3. Wertung des § 442 BGB 

Auch die Wertung des § 442 BGB würde unterlaufen, wenn der Käufer statt auf Gewährleistungsrechte einfach auf c.i.c. ausweichen könnte. 

  

III. Die Ausnahmen bei der c.i.c. 

Wie bei der Anfechtung gibt es aber auch hier wichtige Ausnahmen. 


1. Arglist des Verkäufers 

Handelt der Verkäufer arglistig, ist die c.i.c. ausnahmsweise anwendbar. 

Der Grund ist derselbe wie bei § 123 BGB: Der arglistig handelnde Verkäufer ist nicht schutzwürdig und soll sich deshalb nicht hinter den Sonderregeln des Gewährleistungsrechts verstecken können. 


2. Mangelunabhängige Pflichtverletzung 

Die c.i.c. ist außerdem anwendbar, wenn die Pflichtverletzung nichts mit dem Sachmangel selbst zu tun hat. 

Dann fehlt nämlich die Überschneidung mit dem Gewährleistungsrecht. 

Beispiel 

Der Verkäufer erklärt dem Käufer eine Maschine falsch oder weist ihn nicht richtig in ihre Bedienung ein. Dadurch verletzt sich der Käufer später. Diese Pflichtverletzung betrifft nicht die Mangelhaftigkeit der Sache, sondern eine mangelunabhängige Aufklärungspflicht. 

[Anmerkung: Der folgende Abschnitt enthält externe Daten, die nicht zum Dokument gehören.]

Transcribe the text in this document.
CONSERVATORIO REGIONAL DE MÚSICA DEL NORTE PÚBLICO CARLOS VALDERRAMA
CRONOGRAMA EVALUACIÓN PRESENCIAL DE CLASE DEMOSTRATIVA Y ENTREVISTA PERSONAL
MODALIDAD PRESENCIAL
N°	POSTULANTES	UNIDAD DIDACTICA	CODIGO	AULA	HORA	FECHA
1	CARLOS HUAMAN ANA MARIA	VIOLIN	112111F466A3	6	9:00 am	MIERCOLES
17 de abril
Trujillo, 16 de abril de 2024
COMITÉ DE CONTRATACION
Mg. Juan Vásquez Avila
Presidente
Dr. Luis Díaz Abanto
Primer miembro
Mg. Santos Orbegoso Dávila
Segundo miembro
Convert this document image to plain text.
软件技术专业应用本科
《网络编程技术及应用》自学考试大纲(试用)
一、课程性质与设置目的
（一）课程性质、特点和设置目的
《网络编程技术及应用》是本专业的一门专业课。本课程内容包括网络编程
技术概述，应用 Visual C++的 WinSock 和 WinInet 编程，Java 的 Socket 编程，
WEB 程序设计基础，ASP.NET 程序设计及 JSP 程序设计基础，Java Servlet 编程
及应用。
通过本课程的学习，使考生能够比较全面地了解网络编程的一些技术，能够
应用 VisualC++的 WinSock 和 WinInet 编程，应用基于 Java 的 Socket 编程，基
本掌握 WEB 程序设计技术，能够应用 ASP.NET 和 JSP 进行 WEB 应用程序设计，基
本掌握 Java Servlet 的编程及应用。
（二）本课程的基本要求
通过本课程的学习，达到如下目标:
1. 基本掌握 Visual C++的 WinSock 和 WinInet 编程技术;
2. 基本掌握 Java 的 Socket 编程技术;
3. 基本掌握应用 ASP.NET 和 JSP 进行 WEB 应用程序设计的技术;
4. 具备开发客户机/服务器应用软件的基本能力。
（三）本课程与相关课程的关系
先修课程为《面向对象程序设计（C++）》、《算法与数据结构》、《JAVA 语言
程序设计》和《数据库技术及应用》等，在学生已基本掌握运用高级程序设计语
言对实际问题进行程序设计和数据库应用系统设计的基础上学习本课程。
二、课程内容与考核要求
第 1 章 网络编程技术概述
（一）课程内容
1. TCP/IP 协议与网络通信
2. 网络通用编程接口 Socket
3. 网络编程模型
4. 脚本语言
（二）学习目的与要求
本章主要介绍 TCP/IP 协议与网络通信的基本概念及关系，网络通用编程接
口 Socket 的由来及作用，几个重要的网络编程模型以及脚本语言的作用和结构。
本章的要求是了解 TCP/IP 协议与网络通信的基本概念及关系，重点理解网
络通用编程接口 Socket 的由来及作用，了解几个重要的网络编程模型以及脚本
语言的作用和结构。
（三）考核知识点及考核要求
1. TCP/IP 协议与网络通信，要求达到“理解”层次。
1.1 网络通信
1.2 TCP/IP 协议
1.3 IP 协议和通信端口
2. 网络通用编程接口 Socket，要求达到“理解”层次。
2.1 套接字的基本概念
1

In solchen Fällen kann ein Anspruch aus c.i.c. neben dem Gewährleistungsrecht bestehen. 


Ergebnis zu den Ausnahmen 

Die c.i.c. ist ausnahmsweise anwendbar: 

  • bei Arglist 
  • bei mangelunabhängiger Pflichtverletzung 

  

Was du dir für die Klausur merken solltest 

Für die Klausur solltest du dir vor allem die folgenden Konkurrenzregeln einprägen: 

Bei der Anfechtung

  • § 119 II BGB: grundsätzlich ausgeschlossen 
  • § 123 BGB: anwendbar 
  • § 119 I BGB: anwendbar 

Bei der c.i.c.

  • grundsätzlich ausgeschlossen neben dem Gewährleistungsrecht 
  • Ausnahme bei Arglist 
  • Ausnahme bei mangelunabhängiger Pflichtverletzung 

Wichtig ist außerdem, dass du nicht nur die Ergebnisse kennst, sondern auch die Wertungen und Normen dahinter. Besonders relevant sind dabei: 

  • Vorrang der Nacherfüllung 
  • Verjährung nach § 438 BGB 
  • Wertung des § 442 BGB 

  

FAQ zu Konkurrenzen im Kaufrecht

Was sind Konkurrenzen im Kaufrecht?

Konkurrenzen im Kaufrecht beschreiben das Verhältnis der Gewährleistungsrechte (§§ 437 ff. BGB) zu anderen Ansprüchen wie Anfechtung oder culpa in contrahendo.

Warum gibt es Konkurrenzen im Gewährleistungsrecht?

Das Kaufrecht enthält eigene spezielle Regeln, die nicht durch andere Ansprüche umgangen werden sollen. 

Ist die Anfechtung nach § 119 Abs. 2 BGB neben dem Gewährleistungsrecht möglich?

Nein. Die Anfechtung wegen Eigenschaftsirrtums (§ 119 Abs. 2 BGB) ist grundsätzlich ausgeschlossen.

Ist § 119 Abs. 1 BGB neben dem Gewährleistungsrecht anwendbar?

Ja. Inhalts- oder Erklärungsirrtümer sind mangelunabhängig und deshalb zulässig.

Kann man bei arglistiger Täuschung anfechten?

Ja. § 123 BGB ist immer anwendbar, da der arglistig handelnde Verkäufer nicht schutzwürdig ist. 

Sind Ansprüche aus culpa in contrahendo neben dem Gewährleistungsrecht möglich?

Grundsätzlich nein, aber bei Arglist oder bei einer mangelunabhängigen Pflichtverletzung kann eine Ausnahme bestehen.